Key Points
- Brent crude traded just under $114 per barrel on Tuesday after Monday’s 5.8% jump triggered by renewed U.S.-Iran confrontations
- Military engagements between American and Iranian forces ended a nearly month-long pause in hostilities in the Gulf region
- Iranian forces targeted a Fujairah port oil facility in the UAE, while Emirati defenses intercepted incoming cruise missiles
- Washington initiated “Project Freedom” to provide naval escorts for commercial shipping through the Strait of Hormuz
- Long-dated U.S. Treasury yields surged past 5% on concerns the Federal Reserve might tighten policy to combat inflation
Oil prices retreated modestly on Tuesday following Monday’s dramatic spike, as energy traders monitored the deteriorating security situation in the Persian Gulf.
Brent crude declined 0.3% to $114.05 per barrel during Asian trading hours.

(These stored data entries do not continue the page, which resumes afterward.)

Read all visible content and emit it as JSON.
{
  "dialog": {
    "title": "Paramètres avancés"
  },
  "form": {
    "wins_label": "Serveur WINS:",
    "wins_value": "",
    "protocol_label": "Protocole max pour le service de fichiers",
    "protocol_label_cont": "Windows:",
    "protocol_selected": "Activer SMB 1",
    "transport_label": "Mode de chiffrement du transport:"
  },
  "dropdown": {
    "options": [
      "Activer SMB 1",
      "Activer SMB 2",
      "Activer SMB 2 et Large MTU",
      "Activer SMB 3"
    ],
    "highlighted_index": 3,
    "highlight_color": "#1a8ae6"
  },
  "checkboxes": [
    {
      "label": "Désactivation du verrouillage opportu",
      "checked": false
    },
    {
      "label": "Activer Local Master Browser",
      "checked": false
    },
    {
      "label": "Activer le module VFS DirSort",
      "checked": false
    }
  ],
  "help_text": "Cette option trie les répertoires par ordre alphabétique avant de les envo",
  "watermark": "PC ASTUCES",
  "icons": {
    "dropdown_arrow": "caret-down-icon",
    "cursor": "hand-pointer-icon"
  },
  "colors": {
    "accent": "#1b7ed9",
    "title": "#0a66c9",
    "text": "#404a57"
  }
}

West Texas Intermediate fell 1.2% to $105.06. Monday had witnessed substantial gains across both benchmarks — Brent climbed over 4% while WTI surged approximately 6%.

The price correction came after fresh military confrontations erupted between American and Iranian forces in the Gulf region on Monday. The hostile exchanges centered on strategic control of the Strait of Hormuz, the critical chokepoint through which approximately one-fifth of global oil supplies transit.
These hostilities effectively terminated a ceasefire agreement between Washington and Tehran that had remained intact for roughly four weeks.
Tehran’s forces launched strikes against critical infrastructure within the United Arab Emirates, specifically targeting an oil storage terminal at Fujairah port, a strategically important facility located outside the Persian Gulf proper. Emirati officials confirmed their air defenses successfully intercepted multiple Iranian cruise missiles, prompting the first missile alert warnings to civilian populations since the ceasefire’s inception.
Satellite tracking data on Tuesday revealed hundreds of commercial vessels congregating near Dubai, deliberately avoiding transit through the Strait of Hormuz as Iran sought to assert dominance over the waterway.
U.S. military command announced it had secured a navigable corridor through the strait. CBS News reported that two American naval destroyers had successfully transited into the Persian Gulf.
Washington Unveils “Project Freedom” Initiative
President Trump unveiled a new military operation designated “Project Freedom,” designed to provide armed escorts for commercial shipping through the Strait of Hormuz and maintain open maritime trade routes.
U.S. military officials confirmed the escort program had already commenced operations. However, energy market analysts expressed skepticism about long-term effectiveness.
“Any relief from stranded vessels making their way through the Strait will be temporary, with very few inbound vessels moving into the Persian Gulf,” ING analysts wrote.
Brent crude has climbed more than 80% year-to-date as the ongoing conflict has removed hundreds of millions of barrels from global supply chains.
Inflation Concerns Intensify
Surging energy prices are amplifying worries about accelerating inflation across major economies. In U.S. debt markets, yields on 30-year Treasury bonds exceeded 5% for the first time since July, reflecting market expectations that the Federal Reserve may need to implement additional rate increases.
Iranian Foreign Minister Abbas Araghchi indicated that diplomatic discussions with Washington were “making progress” while cautioning against being “dragged back into quagmire.”
President Trump projected the conflict could continue for an additional two to three weeks. Defense Secretary Pete Hegseth was scheduled to conduct a press briefing at the Pentagon on Tuesday.
“Escalation seems to be the path,” said Carl Larry, oil and gas analyst at Enverus. “Peace is dimming.”